Soon has had a pair of meetings with the New York Rangers and the NHL club has told him they will be doing something to honour Larry though nothing has been set as of yet.
Legendary Hall of Fame reporter Stan Fischler, who covered the Rangers for decades and now writes for nhl.com, penned a tribute to Kwong last week. In a Twitter note to Soon, Fischler champions for Kwong’s enshrinement.
“Larry belongs in the Hall of Fame,” said Fischler. “What bugs me is that I never heard a reason why the Rangers did not give him more of a chance. I watched Larry for two years. He was an ace.”
In January 2023, the NHL’s Calgary Flames honoured Kwong before the team’s Lunar New Year game against the Columbus Blue Jackets (who are coached by Vernon’s Brad Larsen). The Flames presented Kwong’s family with a Lunar New Year team jersey worn in warmups by the Flames.
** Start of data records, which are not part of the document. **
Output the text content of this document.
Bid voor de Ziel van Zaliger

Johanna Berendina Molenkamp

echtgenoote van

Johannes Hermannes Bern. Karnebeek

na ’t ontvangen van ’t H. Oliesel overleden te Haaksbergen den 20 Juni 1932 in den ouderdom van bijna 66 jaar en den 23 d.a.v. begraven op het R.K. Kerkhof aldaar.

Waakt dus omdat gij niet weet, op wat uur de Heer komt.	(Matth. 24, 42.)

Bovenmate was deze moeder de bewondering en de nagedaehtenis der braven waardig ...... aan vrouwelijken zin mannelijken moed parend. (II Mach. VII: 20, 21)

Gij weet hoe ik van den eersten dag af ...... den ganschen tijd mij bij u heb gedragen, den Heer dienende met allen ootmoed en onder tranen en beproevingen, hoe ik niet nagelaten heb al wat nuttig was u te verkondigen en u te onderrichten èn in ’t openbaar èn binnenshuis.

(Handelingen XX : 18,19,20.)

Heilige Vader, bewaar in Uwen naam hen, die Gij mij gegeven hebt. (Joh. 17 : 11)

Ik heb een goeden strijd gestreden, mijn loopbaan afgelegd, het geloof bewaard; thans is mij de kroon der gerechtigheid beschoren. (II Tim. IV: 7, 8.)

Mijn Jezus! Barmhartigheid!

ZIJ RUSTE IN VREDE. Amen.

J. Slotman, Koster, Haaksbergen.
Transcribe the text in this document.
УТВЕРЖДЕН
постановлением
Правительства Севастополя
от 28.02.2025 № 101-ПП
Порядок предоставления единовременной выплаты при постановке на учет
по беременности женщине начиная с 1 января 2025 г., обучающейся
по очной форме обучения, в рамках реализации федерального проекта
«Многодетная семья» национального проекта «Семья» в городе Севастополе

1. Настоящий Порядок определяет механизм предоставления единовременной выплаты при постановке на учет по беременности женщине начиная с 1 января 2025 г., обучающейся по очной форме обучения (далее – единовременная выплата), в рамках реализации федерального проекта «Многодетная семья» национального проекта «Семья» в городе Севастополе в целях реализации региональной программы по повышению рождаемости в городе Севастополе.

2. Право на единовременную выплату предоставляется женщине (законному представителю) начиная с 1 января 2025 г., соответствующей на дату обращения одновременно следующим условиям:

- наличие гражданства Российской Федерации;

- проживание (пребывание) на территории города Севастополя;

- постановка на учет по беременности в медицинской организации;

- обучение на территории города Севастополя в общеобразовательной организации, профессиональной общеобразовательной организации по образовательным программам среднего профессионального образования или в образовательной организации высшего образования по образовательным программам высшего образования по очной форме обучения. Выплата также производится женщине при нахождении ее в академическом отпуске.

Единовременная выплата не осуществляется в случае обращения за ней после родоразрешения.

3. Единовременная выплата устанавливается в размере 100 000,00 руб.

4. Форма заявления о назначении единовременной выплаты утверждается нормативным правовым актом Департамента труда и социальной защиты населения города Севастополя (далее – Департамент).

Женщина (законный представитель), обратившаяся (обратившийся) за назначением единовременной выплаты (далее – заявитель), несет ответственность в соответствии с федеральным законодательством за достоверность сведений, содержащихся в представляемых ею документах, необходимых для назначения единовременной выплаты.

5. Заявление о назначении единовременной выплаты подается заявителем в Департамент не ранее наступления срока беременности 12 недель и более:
Kwong has been the subjectof two documentaries, Lost Years, and The Shift, and Soon has written a junior biography of Kwong called The Longest Shot: How Larry Kwong Changed The Face of Hockey. Orca Books will publish Soon’s story later this year or early in 2024.
The federal government recognized Kwong and four other trail-blazing hockey players in December 2022, announcing the designation of Breaking Racial Barriers in the National Hockey League as an event of national historic significance under Parks Canada’s National Program of Historical Commemoration.
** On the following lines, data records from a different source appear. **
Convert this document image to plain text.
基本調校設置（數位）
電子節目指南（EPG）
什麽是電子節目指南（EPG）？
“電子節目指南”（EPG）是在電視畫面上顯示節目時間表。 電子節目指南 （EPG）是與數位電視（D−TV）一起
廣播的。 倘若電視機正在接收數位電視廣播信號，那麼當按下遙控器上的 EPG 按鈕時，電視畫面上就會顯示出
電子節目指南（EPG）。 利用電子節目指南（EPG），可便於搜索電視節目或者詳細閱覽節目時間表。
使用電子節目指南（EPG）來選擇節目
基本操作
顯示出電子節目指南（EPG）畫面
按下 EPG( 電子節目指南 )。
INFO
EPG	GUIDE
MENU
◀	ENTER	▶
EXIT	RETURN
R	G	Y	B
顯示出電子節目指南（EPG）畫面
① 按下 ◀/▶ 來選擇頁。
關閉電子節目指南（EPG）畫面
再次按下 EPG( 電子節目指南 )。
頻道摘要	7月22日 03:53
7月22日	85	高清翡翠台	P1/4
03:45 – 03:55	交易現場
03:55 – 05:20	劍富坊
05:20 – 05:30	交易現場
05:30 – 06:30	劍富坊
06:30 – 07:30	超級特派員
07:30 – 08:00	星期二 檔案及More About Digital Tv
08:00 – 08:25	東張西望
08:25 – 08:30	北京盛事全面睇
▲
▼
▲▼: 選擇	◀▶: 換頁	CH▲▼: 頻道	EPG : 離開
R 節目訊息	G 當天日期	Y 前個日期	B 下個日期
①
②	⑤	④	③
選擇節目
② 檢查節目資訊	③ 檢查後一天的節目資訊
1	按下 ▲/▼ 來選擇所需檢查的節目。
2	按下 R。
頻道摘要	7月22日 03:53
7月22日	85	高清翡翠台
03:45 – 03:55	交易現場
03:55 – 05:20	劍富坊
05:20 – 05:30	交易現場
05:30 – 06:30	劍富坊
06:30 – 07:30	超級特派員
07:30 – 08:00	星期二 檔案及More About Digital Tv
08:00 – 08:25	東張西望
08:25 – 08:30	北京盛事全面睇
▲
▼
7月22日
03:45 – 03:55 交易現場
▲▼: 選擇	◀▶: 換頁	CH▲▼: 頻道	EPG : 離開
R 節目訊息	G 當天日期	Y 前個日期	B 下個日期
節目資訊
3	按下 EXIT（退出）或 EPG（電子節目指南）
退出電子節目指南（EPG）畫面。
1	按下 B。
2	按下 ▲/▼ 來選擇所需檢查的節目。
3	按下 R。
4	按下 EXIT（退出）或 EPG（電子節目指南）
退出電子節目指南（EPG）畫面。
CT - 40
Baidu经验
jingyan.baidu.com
The designation honours the achievements of five hockey players – Kwong, Indigenous players Paul Jacobs, Henry (Elmer) Maracle and Fred Sasakamoose, and Willie O’Ree, hockey’s first black player. All five, at different points, broke through longstanding prejudice that prevented Chinese Canadian, Indigenous, black and other racialized players from playing in pro hockey.
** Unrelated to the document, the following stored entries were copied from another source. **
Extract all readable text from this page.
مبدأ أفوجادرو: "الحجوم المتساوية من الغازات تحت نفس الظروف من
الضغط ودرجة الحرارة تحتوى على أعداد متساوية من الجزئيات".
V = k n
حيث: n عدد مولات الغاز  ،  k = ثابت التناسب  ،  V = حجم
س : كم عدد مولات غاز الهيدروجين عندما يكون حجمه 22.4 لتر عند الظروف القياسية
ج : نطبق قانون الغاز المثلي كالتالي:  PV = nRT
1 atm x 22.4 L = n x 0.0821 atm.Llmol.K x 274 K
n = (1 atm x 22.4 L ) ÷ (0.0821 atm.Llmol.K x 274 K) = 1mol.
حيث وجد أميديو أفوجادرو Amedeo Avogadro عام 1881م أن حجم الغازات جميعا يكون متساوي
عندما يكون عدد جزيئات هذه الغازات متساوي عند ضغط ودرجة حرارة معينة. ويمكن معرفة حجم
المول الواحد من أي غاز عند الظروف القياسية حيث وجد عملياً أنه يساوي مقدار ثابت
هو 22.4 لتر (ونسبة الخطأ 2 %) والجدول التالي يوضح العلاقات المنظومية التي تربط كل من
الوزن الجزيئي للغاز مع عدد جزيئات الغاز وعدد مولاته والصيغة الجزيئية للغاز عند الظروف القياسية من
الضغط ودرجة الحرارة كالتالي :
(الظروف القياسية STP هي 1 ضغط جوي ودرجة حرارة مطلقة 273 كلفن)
Jacobs, a Mohawk defenceman from Kahnawá:ke, appeared on the Toronto Arenas’ NHL roster during the 1918–19 season; Maracle was Haudenosaunee from Six Nations of the Grand River who played 11 games for the Rangers during the 1930-31 year; a little more than five years after Kwong played for the Rangers, in November 1953, Fred Sasakamoose, a member of the Ahtahkakoop Cree Nation in Saskatchewan, played his first NHL game for the Chicago Blackhawks. It was almost another five years before O’Ree, of Fredericton became the first Black player in the NHL, debuting for the Boston Bruins in January 1958.
Over the last 20 years, Kwong has won the Heritage Award from the Society of North American Historians and Researchers (2002), Calgary’s Asian Heritage Month Award (2009), the Okanagan Hockey Group’s Pioneer Award (2010), been named to the Okanagan Sports Hall Of Fame (2011), became an Honoured Member of the B.C. Sports Hall Of Fame (2013), and became an Honoured Member of the Alberta Hockey Hall Of Fame (2016).
Kwong died in 2018 at the age of 94. His 100th birthday would have been June 17, 2023.